3. Using RANK function
The RANK() function assigns a unique rank to each distinct value, which is useful when we need to handle duplicates in your data.
Example
SELECT dpartment_id, first_name
FROM (SELECT dpartment_id, first_name,
RANK() OVER (ORDER BY dpartment_id DESC) AS rnum
FROM Employee)
WHERE rnum<=3;
Output
| DEPARTMENT_ID | FIRST_NAME |
|---|---|
| 50 | Vipul |
| 50 | Archit |
| 23 | Harshal |
Explanation:
In the above SQL statement, RANK() function also acts as a virtual field whose value is restricted at the end. RANK() function doesn't give us the top N rows or the top N distinct values. The number of rows returned is dependent on the number of duplicates in the data.
4. Using DENSE_RANK function
The DENSE_RANK analytic function is similar to RANK() function. The difference is that the ranks are compacted due to which there are no gaps.
Example
SELECT dpartment_id, first_name
FROM (SELECT dpartment_id, first_name,
DENSE_RANK() OVER (ORDER BY dpartment_id DESC) AS rnum
FROM Employee)
WHERE rnum<=3;
Output
| DPARTMENT_ID | FIRST_NAME |
|---|---|
| 50 | Vipul |
| 50 | Archit |
| 23 | Harshal |
12 | Amit |
12 | Satish |
Explanation:
The DENSE_RANK() function assigns ranks to employees but ensures that if there are ties, no gaps occur in the ranking sequence.

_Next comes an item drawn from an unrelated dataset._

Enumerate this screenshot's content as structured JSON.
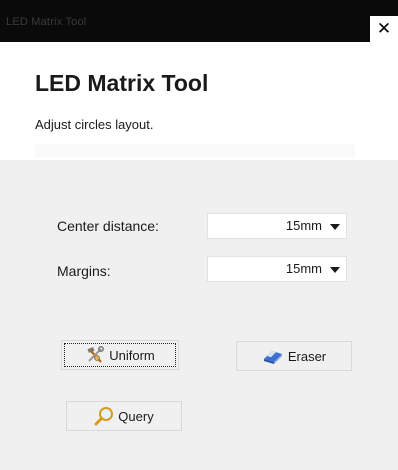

This query will return the top 3 employees in departments with no gaps in the ranking sequence.
5. Using ROW_NUMBER function
The ROW_NUMBER analytic function is similar to ROWNUM virtual column but like all analytic functions its action can be limited to a specific output of data based on the order of data.
Example
SELECT dpartment_id, first_name
FROM (SELECT dpartment_id, first_name,
ROW_NUMBER() OVER (ORDER BY dpartment_id DESC) AS rnum
FROM Employee)
WHERE rnum<=4;
Output
| DPARTMENT_ID | FIRST_NAME |
|---|---|
| 50 | Vipul |
| 50 | Archit |
| 23 | Harshal |
| 12 | Amit |
Explanation:
The ROW_NUMBER() function assigns a unique row number, and the query filters out all rows except the top 4. This query will return the top 4 employees based on their department_id, ensuring a unique row number even with duplicates.
Conclusion
Top-N analysis in SQL is a valuable technique for retrieving the smallest or largest values from ordered datasets, helping streamline data analysis and decision-making processes. By utilizing various methods like ROWNUM, RANK(), DENSE_RANK(), and ROW_NUMBER(), we can efficiently filter and retrieve the most relevant data from our tables for reporting and further analysis.